(Columna RÍO DE LETRAS publicada en el diario ADN, semana del 15 al 20 de mayo de 2023)
Los
bares son abrevaderos para los animales humanos que andan por pueblos y
ciudades. Sitios de descanso, encuentro y discusión. En literatura no son
escasos. Los personajes —personas de construcción abstracta, pero personas al fin— sienten sed y deben calmarla.
Nos
gustaría visitar —y frecuentar— La Catedral. El bar inmortalizado por Vargas
Llosa en Conversación en La Catedral.
El de la realidad está en ruinas; el de la novela, intacto.

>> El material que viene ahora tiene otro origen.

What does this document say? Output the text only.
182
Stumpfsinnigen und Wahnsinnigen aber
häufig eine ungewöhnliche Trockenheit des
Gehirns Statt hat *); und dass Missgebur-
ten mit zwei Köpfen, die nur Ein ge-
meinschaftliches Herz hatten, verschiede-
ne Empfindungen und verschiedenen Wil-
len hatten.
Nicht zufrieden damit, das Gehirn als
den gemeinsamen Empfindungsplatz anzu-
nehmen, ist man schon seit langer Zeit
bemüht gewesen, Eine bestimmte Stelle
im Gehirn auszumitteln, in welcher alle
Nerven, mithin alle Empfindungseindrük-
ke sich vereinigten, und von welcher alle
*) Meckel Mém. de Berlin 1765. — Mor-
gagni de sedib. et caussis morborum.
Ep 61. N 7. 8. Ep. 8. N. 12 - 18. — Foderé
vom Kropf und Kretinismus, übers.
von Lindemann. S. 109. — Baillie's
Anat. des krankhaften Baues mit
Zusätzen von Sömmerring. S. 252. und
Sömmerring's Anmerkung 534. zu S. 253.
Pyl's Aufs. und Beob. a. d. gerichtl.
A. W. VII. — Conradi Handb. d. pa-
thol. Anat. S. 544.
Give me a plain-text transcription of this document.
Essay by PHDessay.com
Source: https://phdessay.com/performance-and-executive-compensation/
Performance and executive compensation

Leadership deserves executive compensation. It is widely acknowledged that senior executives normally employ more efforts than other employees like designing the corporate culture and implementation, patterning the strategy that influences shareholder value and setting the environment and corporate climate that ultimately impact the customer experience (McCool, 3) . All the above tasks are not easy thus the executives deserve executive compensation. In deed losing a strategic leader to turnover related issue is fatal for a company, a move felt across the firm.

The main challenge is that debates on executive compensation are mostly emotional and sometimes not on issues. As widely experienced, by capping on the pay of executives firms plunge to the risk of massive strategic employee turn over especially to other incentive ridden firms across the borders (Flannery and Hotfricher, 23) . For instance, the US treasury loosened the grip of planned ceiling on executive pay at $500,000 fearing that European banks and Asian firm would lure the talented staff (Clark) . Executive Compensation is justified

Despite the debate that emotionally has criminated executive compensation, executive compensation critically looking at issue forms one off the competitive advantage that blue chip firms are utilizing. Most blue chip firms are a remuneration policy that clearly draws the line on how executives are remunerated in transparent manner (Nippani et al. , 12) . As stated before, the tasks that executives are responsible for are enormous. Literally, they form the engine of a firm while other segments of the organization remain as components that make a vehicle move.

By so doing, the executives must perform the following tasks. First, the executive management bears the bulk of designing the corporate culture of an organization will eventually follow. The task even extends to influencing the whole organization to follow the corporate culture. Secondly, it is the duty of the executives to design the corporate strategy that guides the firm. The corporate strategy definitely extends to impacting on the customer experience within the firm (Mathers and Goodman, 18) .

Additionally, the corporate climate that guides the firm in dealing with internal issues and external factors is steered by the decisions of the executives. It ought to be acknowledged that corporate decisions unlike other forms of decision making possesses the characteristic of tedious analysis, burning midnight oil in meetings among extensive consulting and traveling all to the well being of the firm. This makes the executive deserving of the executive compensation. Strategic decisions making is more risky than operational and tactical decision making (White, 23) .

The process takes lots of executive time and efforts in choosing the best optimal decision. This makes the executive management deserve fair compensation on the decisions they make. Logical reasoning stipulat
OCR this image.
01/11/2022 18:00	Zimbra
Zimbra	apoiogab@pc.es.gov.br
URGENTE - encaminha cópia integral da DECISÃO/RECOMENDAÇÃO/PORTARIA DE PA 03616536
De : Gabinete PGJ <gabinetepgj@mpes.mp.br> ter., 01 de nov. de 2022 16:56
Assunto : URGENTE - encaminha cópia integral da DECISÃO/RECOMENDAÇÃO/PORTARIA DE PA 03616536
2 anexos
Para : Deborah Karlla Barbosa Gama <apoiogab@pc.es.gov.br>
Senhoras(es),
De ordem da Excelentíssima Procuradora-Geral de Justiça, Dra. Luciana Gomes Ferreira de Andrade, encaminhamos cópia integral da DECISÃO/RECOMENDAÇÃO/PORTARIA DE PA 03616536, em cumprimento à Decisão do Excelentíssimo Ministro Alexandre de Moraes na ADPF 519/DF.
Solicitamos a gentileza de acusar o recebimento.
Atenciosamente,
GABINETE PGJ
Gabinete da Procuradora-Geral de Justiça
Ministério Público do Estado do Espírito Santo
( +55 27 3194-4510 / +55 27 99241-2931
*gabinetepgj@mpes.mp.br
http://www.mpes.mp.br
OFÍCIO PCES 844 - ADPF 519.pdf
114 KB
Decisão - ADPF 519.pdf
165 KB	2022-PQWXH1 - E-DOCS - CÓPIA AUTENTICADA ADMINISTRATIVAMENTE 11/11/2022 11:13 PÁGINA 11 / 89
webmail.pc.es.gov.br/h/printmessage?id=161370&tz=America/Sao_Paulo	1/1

En Al filo de la navaja, de Somerset
Maughan, los personajes van al bar del Ritz, el Café de París, el Café du Dome y
a unos antros de mala muerte.
El
bar Central, de Cóndores no entierran
todos los días, de Álvarez Gardeazábal; La cantina Bucareli, de Los detectives salvajes, de Bolaño; el Dingo, de París era una fiesta, de Hemingway, y El pez que fuma, de Desde que compró la cerbatana ya Juana no se
aburre los domingos, de Cepeda Samudio…
El
Farolito, una cantina situada junto al Popocatépetl, aparece en Bajo el volcán, de Malcolm Lowry. Este
se enamoró de México, sus volcanes y sus bares. También menciona el Salón
Ofelia, El Amor de los Amores y El Petate. En esas páginas, dice:
“Puede que vuelva al hogar, pero no a Inglaterra,
no a ese hogar. A media noche me fui en el Plymouth a Tomalín para ver a mi
amigo tlaxcalteca, Cervantes, el de las peleas de gallos, en el Salón Ofelia.
Desde ahí llegué al Farolito, en Parián, donde estoy ahora sentado en un
cuartito al lado del bar, a las cuatro de la mañana, bebiendo OCHAS y luego mezcal,
y escribiéndote en el papel que me robé del Bella Vista la otra noche (…)”.
En España los bares son los sitios de encuentro de amigos y familias. Los críos se levantan junto a sus padres en ese ambiente. Las vistas a los hogares son restringidas porque ellos son conscientes de que al abrir las puertas de su casa, abren las de su vida y su corazón, así que prefieren socializar fuera de esta.